On ne sait pas exactement quand la production toulousaine est apparue dans les cours de ferme, mais il y a eu des références à des oies grises de basse-cour similaires dès 1555. Populaire au Royaume-Uni, en France et aux États-Unis en raison de leur polyvalence et de leur tempérament gentil, la variété fanon a été développé à partir d’oiseaux de plus petite taille.

Reconnu pour la première fois par l’American Poultry Association en 1874, le fanon toulousain s’est rapidement répandu grâce à sa taille, qui l’a rendu populaire auprès des éleveurs qui élevaient des oies pour la viande. Parce que le fanon de Toulouse a beaucoup de graisse en vrac, il restitue une grande quantité de graisse, qui s’est avérée utile pour la lubrification et la cuisson. Le foie gras de délicatesse française est dérivé des foies de fanon de Toulouse. La production d’œufs du fanon est également précieuse avant l’abattage. On peut compter sur les femelles pour pondre environ 20 œufs extrêmement gros chaque printemps.

Oies de Toulouse
Les oies de Toulouse sont assez indépendantes et faciles à entretenir.

Utilisations principales

Bien qu’il puisse sembler qu’un oiseau de cette taille ne soit pratique que pour la production de viande, l’oie de Toulouse est une pondeuse d’œufs fiable, avec l’avantage supplémentaire de son comportement placide qui en fait un excellent animal de compagnie pour une petite ferme. L’oie de Toulouse est aussi un oiseau d’exposition. Lors des foires à la volaille, ses caractéristiques de fanon et de lobe sont jugées par rapport aux autres oies pour la forme la plus fine. Animal 4-H idéal, le Toulouse saura s’attirer les louanges de tous les visiteurs de votre ferme.

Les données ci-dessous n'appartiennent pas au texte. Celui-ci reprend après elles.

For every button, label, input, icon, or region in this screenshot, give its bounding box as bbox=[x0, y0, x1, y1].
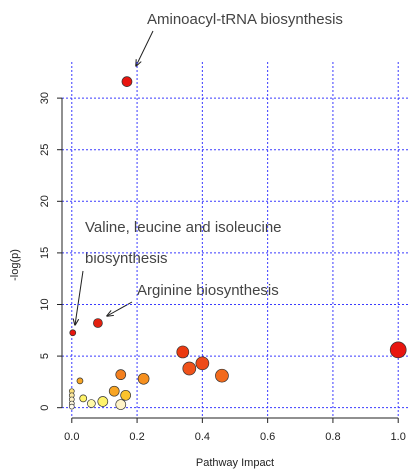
x-tick-label: 0.2 bbox=[129, 431, 144, 443]
y-axis-label: -log(p) bbox=[9, 249, 21, 281]
y-tick-label: 0 bbox=[39, 405, 51, 411]
point bbox=[137, 372, 150, 385]
x-tick-label: 0.4 bbox=[195, 431, 210, 443]
point bbox=[115, 369, 127, 381]
point bbox=[93, 318, 103, 328]
point bbox=[195, 356, 210, 371]
point bbox=[121, 76, 133, 87]
y-tick-label: 25 bbox=[39, 144, 51, 156]
point bbox=[68, 403, 75, 410]
y-tick-label: 15 bbox=[39, 247, 51, 259]
arrow bbox=[75, 270, 84, 325]
annotation: Aminoacyl-tRNA biosynthesis bbox=[147, 11, 343, 28]
x-tick-label: 1.0 bbox=[391, 431, 406, 443]
point bbox=[108, 385, 120, 397]
point bbox=[120, 389, 132, 401]
point bbox=[215, 368, 229, 383]
point bbox=[182, 361, 197, 376]
point bbox=[115, 399, 127, 410]
x-tick-label: 0.0 bbox=[64, 431, 79, 443]
y-tick-label: 5 bbox=[39, 353, 51, 359]
y-tick-label: 30 bbox=[39, 92, 51, 104]
point bbox=[69, 329, 77, 337]
y-tick-label: 10 bbox=[39, 298, 51, 310]
arrow bbox=[136, 30, 154, 66]
point bbox=[389, 341, 407, 359]
x-tick-label: 0.6 bbox=[260, 431, 275, 443]
point bbox=[176, 345, 190, 359]
x-axis-label: Pathway Impact bbox=[196, 457, 274, 469]
point bbox=[97, 396, 109, 407]
annotation: Arginine biosynthesis bbox=[137, 282, 279, 299]
annotation: biosynthesis bbox=[85, 250, 168, 267]
y-tick-label: 20 bbox=[39, 195, 51, 207]
point bbox=[76, 377, 84, 385]
annotation: Valine, leucine and isoleucine bbox=[85, 219, 282, 236]
point bbox=[87, 399, 96, 408]
point bbox=[79, 394, 88, 403]
x-tick-label: 0.8 bbox=[325, 431, 340, 443]
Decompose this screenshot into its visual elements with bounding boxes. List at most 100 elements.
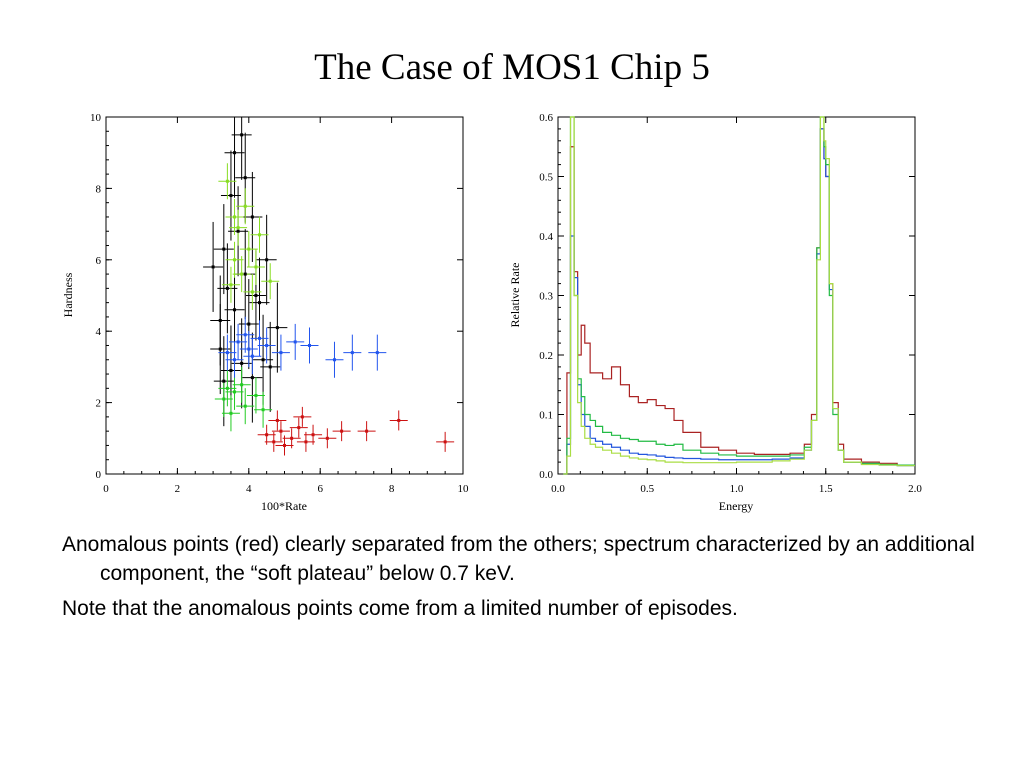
chart1-point — [279, 429, 283, 433]
chart1-point — [397, 418, 401, 422]
chart1-point — [250, 215, 254, 219]
chart1-point — [365, 429, 369, 433]
chart1-point — [218, 347, 222, 351]
chart1-point — [283, 443, 286, 447]
bullet-1: Anomalous points (red) clearly separated… — [62, 533, 975, 585]
chart1-point — [325, 436, 329, 440]
chart1-ticks: 0 2 4 6 8 10 0 2 4 6 8 10 — [90, 112, 469, 495]
chart1-point — [233, 390, 237, 394]
chart2-ytick-label: 0.5 — [539, 172, 553, 184]
chart1-point — [297, 426, 301, 430]
chart2-xtick-label: 0.0 — [551, 483, 565, 495]
chart1-point — [250, 290, 254, 294]
chart1-point — [225, 286, 229, 290]
chart1-ytick-label: 4 — [96, 326, 102, 338]
chart1-ytick-label: 0 — [96, 469, 102, 481]
chart1-point — [265, 343, 269, 347]
chart2-series — [563, 116, 915, 475]
chart1-point — [229, 283, 233, 287]
chart1-ytick-label: 10 — [90, 112, 102, 124]
chart1-point — [240, 361, 244, 365]
chart1-point — [243, 176, 247, 180]
chart2-frame — [557, 116, 916, 475]
chart1-point — [340, 429, 344, 433]
chart1-xtick-label: 6 — [317, 483, 323, 495]
chart2-ylabel: Relative Rate — [508, 263, 522, 328]
chart1-point — [243, 204, 247, 208]
chart1-point — [240, 383, 244, 387]
chart2-ytick-label: 0.0 — [539, 469, 553, 481]
chart1-point — [233, 215, 237, 219]
chart1-ytick-label: 6 — [96, 255, 102, 267]
chart1-errorbars — [203, 117, 455, 456]
chart1-point — [222, 397, 226, 401]
chart1-point — [254, 294, 258, 297]
chart1-point — [268, 279, 272, 283]
chart1-point — [240, 133, 244, 137]
chart1-point — [240, 272, 244, 276]
chart2-series-line — [563, 116, 915, 475]
chart1-point — [218, 318, 222, 322]
chart1-point — [211, 265, 215, 269]
chart1-point — [225, 351, 229, 355]
chart1-point — [225, 179, 229, 183]
chart1-point — [307, 343, 311, 347]
chart1-point — [265, 258, 269, 262]
chart2-xtick-label: 0.5 — [640, 483, 654, 495]
chart1-point — [261, 358, 265, 362]
chart1-point — [236, 340, 240, 344]
chart2-xtick-label: 1.0 — [730, 483, 744, 495]
chart1-point — [268, 365, 272, 369]
chart1-point — [222, 247, 226, 251]
chart1-point — [250, 376, 254, 380]
chart2-series-line — [563, 128, 915, 475]
chart1-point — [233, 151, 237, 155]
chart1-point — [225, 386, 229, 390]
chart1-point — [258, 301, 262, 305]
chart2-ytick-label: 0.1 — [539, 410, 553, 422]
chart2-ytick-label: 0.2 — [539, 350, 553, 362]
chart1-point — [233, 308, 237, 312]
chart1-point — [300, 415, 304, 419]
chart1-point — [254, 265, 258, 269]
chart1-point — [311, 433, 315, 437]
chart1-point — [247, 247, 251, 251]
chart1-point — [233, 258, 237, 262]
chart2-series-line — [563, 128, 915, 475]
chart1-point — [236, 226, 240, 230]
chart1-ytick-label: 8 — [96, 183, 102, 195]
relative-rate-vs-energy-chart: 0.0 0.5 1.0 1.5 2.0 0.0 0.1 0.2 0.3 0.4 0.5 0.6 Ene… — [508, 112, 922, 513]
chart1-point — [258, 336, 262, 340]
chart1-point — [229, 368, 233, 372]
chart1-point — [304, 440, 308, 444]
chart1-point — [272, 440, 276, 444]
chart1-point — [279, 351, 283, 355]
bullet-2: Note that the anomalous points come from… — [62, 597, 738, 620]
chart1-point — [290, 436, 294, 440]
chart2-xlabel: Energy — [719, 499, 753, 513]
chart1-point — [275, 418, 279, 422]
chart1-point — [243, 404, 247, 408]
chart2-series-line — [563, 116, 915, 475]
bullet-list: Anomalous points (red) clearly separated… — [62, 530, 982, 629]
chart1-point — [350, 351, 354, 355]
chart1-point — [243, 272, 247, 276]
chart1-xlabel: 100*Rate — [261, 499, 307, 513]
chart2-ytick-label: 0.3 — [539, 291, 553, 303]
chart2-xtick-label: 2.0 — [908, 483, 922, 495]
chart1-point — [247, 322, 251, 326]
chart1-point — [443, 440, 447, 444]
chart1-point — [254, 393, 258, 397]
chart1-ytick-label: 2 — [96, 398, 102, 410]
chart1-xtick-label: 0 — [103, 483, 109, 495]
chart1-point — [261, 408, 265, 412]
chart1-xtick-label: 10 — [458, 483, 470, 495]
slide-title: The Case of MOS1 Chip 5 — [314, 47, 710, 88]
chart1-point — [293, 340, 297, 344]
chart1-xtick-label: 8 — [389, 483, 395, 495]
chart1-point — [275, 326, 279, 330]
chart1-xtick-label: 4 — [246, 483, 252, 495]
chart1-ylabel: Hardness — [61, 272, 75, 317]
chart1-point — [250, 354, 254, 358]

Kirsten Lie-Nielsen est une rédactrice indépendante et une agricultrice de Liberty, dans le Maine. Lorsqu’elle ne cultive pas un jardin en croissance et ne s’occupe pas de ses oies et d’autres animaux, elle maintient Hostile Valley Living (hostilevalleyliving.com), dans l’espoir d’aider les autres à apprendre l’autonomie et la vie simple.